Dive Brief:
- Whole Foods says it will stop selling Chobani yogurts in its stores, saying the brand refused to meet the retailer's request that it use non-GMO ingredients.
- Chobani, the top-selling Greek yogurt brand, has faced criticism for using dairy products from cows fed with GMO feed.
- The move comes at an awful time for Chobani. The company took a nasty public-relations blow earlier this year when it was forced to recall 91 varieties of yogurt for mold after social media filled with complaints about nasty tastes and bloated and exploding containers.
Dive Insight:
Poor Chobani! We have tremendous admiration for what the company has accomplished in such a brief period of time. It seems like only yesterday no on even knew what Greek yogurt was. Heck, not even the Greeks knew! But Chobani managed to build such extraordinary demand for its approach that the rest of the yogurt industry was forced to follow suit, launching Greek blends of their own.
Then the mold problem hit. And Chobani's initital reactions to the problem proved inadequate. Afterward, Chobani released a new ad campaign, but it seems that the crowd had already turned on the company. Soon the complaints were about the use of GMO feed. And those complaints apparently reached a level where Whole Foods decided it needed to take action.

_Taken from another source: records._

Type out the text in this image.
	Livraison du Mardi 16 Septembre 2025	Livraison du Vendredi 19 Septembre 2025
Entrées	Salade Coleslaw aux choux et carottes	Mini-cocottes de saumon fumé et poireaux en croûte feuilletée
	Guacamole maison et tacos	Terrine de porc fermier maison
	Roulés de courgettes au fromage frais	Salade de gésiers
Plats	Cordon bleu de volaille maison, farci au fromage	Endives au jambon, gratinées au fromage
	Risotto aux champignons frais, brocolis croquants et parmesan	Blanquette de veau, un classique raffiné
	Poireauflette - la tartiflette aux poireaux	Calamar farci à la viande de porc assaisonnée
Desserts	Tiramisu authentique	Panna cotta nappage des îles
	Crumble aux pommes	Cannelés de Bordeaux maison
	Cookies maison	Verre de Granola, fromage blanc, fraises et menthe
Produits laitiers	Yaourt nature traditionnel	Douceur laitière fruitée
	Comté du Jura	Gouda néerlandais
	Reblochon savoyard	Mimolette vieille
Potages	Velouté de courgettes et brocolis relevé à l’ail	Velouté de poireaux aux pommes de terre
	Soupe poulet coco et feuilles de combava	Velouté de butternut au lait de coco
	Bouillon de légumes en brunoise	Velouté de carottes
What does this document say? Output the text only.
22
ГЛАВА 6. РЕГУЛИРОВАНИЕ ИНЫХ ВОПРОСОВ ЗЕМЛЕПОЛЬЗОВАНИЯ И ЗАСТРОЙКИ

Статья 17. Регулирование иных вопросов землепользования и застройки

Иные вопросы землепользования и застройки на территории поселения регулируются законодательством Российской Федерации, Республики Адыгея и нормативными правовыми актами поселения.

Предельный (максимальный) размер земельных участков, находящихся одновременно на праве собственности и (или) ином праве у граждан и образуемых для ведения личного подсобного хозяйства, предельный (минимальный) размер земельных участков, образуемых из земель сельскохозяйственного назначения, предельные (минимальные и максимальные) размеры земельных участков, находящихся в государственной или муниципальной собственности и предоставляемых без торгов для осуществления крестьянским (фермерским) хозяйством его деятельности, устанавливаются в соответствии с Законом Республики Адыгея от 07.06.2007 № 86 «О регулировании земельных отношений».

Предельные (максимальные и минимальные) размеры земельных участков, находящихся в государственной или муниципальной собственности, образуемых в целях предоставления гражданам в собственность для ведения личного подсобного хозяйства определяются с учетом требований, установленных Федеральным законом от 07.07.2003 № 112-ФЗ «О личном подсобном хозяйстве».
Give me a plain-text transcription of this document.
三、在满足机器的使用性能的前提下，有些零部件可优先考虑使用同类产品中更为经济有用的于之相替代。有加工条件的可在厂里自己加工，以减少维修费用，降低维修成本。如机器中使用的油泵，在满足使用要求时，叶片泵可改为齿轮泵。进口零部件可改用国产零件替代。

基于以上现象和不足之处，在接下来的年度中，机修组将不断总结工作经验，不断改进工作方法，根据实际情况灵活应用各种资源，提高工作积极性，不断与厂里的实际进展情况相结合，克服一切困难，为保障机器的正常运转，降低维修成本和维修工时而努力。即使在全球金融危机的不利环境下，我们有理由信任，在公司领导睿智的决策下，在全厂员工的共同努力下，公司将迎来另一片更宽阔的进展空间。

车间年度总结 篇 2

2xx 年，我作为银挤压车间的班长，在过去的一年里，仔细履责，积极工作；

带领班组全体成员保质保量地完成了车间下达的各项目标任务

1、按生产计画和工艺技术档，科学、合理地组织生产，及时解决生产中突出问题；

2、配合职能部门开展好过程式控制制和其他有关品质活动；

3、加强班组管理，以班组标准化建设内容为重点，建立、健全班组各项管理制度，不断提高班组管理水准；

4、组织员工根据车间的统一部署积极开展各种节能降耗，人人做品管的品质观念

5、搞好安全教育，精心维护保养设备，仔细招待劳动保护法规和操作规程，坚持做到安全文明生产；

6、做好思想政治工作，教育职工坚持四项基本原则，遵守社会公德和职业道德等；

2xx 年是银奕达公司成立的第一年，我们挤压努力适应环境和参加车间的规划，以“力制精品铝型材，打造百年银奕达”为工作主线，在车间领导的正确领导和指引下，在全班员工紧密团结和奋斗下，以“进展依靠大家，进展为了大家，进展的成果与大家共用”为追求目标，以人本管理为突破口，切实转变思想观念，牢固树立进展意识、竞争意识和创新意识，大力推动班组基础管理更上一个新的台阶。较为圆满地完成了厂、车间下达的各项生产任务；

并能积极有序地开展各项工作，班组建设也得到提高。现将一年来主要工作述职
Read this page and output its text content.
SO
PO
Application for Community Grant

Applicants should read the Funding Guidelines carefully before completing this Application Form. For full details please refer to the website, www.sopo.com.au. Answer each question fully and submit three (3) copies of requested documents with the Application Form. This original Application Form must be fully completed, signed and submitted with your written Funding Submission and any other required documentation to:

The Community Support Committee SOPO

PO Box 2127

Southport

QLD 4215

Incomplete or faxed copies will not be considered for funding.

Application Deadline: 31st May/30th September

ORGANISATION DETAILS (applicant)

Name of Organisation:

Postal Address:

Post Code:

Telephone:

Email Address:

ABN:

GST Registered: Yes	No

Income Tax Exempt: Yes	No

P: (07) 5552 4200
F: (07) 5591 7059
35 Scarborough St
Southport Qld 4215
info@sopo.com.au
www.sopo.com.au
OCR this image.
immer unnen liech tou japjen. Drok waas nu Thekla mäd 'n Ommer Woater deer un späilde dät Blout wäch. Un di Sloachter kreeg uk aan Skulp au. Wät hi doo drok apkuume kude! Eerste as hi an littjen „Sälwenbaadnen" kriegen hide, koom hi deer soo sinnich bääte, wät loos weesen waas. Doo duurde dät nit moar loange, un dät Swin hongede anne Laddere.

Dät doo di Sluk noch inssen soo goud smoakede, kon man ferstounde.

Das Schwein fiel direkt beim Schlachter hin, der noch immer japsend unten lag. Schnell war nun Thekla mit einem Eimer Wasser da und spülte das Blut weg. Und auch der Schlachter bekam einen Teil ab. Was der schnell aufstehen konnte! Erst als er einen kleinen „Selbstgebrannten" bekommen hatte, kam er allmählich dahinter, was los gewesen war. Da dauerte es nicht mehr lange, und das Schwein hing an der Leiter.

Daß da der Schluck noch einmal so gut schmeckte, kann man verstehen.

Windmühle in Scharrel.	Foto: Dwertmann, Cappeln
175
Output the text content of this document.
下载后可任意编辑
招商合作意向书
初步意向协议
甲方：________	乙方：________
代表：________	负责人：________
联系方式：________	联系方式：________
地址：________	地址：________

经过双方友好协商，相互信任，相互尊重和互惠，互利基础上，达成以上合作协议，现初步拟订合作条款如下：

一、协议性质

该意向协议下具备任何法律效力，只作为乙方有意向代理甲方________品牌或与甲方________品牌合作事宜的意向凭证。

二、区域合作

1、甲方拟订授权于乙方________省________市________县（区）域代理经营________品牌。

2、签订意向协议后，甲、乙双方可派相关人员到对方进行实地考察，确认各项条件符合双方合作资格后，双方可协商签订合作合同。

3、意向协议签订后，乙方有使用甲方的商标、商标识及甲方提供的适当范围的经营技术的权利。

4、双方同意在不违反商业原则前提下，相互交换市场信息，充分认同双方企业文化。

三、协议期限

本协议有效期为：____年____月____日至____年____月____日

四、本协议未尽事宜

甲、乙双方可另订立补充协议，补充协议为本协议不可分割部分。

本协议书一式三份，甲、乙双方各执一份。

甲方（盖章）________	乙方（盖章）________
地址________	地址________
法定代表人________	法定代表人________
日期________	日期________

Now we don't want to get too dramatic ... well, actually we do. Our sense is that this is a crucial moment for Chobani. It's enemies are circling. The once mighty competitor is wounded; its allies are deserting, just as the final offensive in a long war is about to begin. And here in America, when giants wage war for the hearts of consumers, they do so on the largest field of battle in the marketing world: the Super Bowl. Chobani already announced plans to advertise during the game. Now those ads have taken on new, large-scale significance.